An upside to this Hawaii group health insurance plan though is that it remains affordable to most small business employees. In addition to issuing a copayment requirement and monthly premium, a PPO uses coinsurance. That means the employee and the group health coverage provider will share the responsibility of paying for the medical treatment received. This happens by using a deductible system. Once the employee reaches the deductible level, the medical coverage provider will take over and pay the remaining portion.

Some employees want to have a good mix of flexibility with their health care plans and for them there is a Point-of-Service (POS) plan. When a company offers this type of Hawaii small business health insurance plan they should tell employees that it is the most costly, but will give them the most options. In addition to being able to choose their own primary care physician, they can also use 100 percent of their benefits outside of the network. Granted this is contingent on whether or not they receive a referral to go outside of the network by their primary care physician.

Even without a referral, an employee can use a large percentage of their Hawaii group health insurance benefits outside of the network of health providers specified under the POS plan. This allows employees to have greater freedom and control with their group health coverage in Hawaii. This type of plan can be used for a Hawaii small business or someone who is self employed.

As stated above though a POS option can be expensive, but it doesn’t have to be. A POS plan uses a deductible, premium rate and copayment system. To help curb the cost employees can lower their premium rates by living a healthier lifestyle. Working out at the company gym, giving up smoking and even attending a diet meeting once a month are ways you can reduce your health coverage premium rate.

Want A Little Independence?

An Independent health care insurance plan is just as beneficial as a managed care plan. In fact, this will give an employee even more control over their medical coverage. An Independent plan can work for a self employed person easier as well. This type of medical coverage option will allow an employee to decide just how much health care coverage he or she needs.

When you look at an Independent plan, you should know that your medical history would play a big factor in your premium rates and coverage options. It may also be the cause of your spouse and/or dependent not being added to the plan. Under an Independent plan, a person can be denied coverage based on his or her medical history. Alternatively, a more traditional form of Hawaii small business health insurance is automatically extended to a spouse and/or dependent.

The cost of the plan may be higher than managed care as well.

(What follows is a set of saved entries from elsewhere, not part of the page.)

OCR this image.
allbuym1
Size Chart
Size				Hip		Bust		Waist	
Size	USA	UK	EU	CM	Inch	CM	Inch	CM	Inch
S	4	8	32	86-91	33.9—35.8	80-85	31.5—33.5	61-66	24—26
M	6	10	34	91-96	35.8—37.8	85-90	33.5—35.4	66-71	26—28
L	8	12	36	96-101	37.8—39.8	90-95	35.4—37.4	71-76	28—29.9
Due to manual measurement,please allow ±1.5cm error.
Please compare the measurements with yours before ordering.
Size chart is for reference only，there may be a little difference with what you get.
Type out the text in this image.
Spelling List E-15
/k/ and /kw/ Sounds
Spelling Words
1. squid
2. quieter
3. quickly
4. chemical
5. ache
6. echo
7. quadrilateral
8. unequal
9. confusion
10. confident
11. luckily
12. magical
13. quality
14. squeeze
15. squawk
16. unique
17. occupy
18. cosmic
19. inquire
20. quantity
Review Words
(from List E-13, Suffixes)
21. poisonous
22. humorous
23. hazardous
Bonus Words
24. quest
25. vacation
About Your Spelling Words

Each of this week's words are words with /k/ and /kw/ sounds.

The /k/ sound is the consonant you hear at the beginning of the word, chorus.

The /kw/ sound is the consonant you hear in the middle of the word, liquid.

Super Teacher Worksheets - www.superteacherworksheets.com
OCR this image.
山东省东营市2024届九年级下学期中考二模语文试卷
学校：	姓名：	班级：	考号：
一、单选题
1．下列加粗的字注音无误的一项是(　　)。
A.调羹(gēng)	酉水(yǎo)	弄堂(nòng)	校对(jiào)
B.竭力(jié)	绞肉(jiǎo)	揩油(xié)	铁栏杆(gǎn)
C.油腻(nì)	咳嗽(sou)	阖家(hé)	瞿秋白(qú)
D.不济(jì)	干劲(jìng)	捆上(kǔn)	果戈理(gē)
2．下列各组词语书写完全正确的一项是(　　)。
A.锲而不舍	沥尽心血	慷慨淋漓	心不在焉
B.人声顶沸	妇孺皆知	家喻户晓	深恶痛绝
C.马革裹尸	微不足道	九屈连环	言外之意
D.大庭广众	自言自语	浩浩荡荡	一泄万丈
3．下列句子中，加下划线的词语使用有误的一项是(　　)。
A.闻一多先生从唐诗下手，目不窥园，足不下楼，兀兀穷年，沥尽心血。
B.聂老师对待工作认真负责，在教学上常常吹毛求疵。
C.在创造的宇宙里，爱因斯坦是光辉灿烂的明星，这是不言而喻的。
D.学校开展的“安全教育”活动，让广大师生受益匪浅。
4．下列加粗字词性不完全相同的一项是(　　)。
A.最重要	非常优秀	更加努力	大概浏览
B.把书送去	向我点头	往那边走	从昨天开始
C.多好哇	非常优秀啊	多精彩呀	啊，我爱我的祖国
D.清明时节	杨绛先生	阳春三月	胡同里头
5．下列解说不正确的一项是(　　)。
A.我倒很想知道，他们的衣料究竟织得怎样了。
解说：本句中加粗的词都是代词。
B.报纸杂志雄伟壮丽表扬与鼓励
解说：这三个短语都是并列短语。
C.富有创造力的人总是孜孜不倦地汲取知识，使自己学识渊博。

That is why some companies will offer a Health Savings Account to their employees to use for routine medical treatments. When you use this type of account, you can avoid using your deductible and affecting your insurance premium rate. Instead, you will just pay out of the Health Savings Account. Most of these accounts though are non-transferrable if you were ever to leave the company. On the upside, a Health Savings Account can be used alongside any type of Hawaii small business health insurance plan.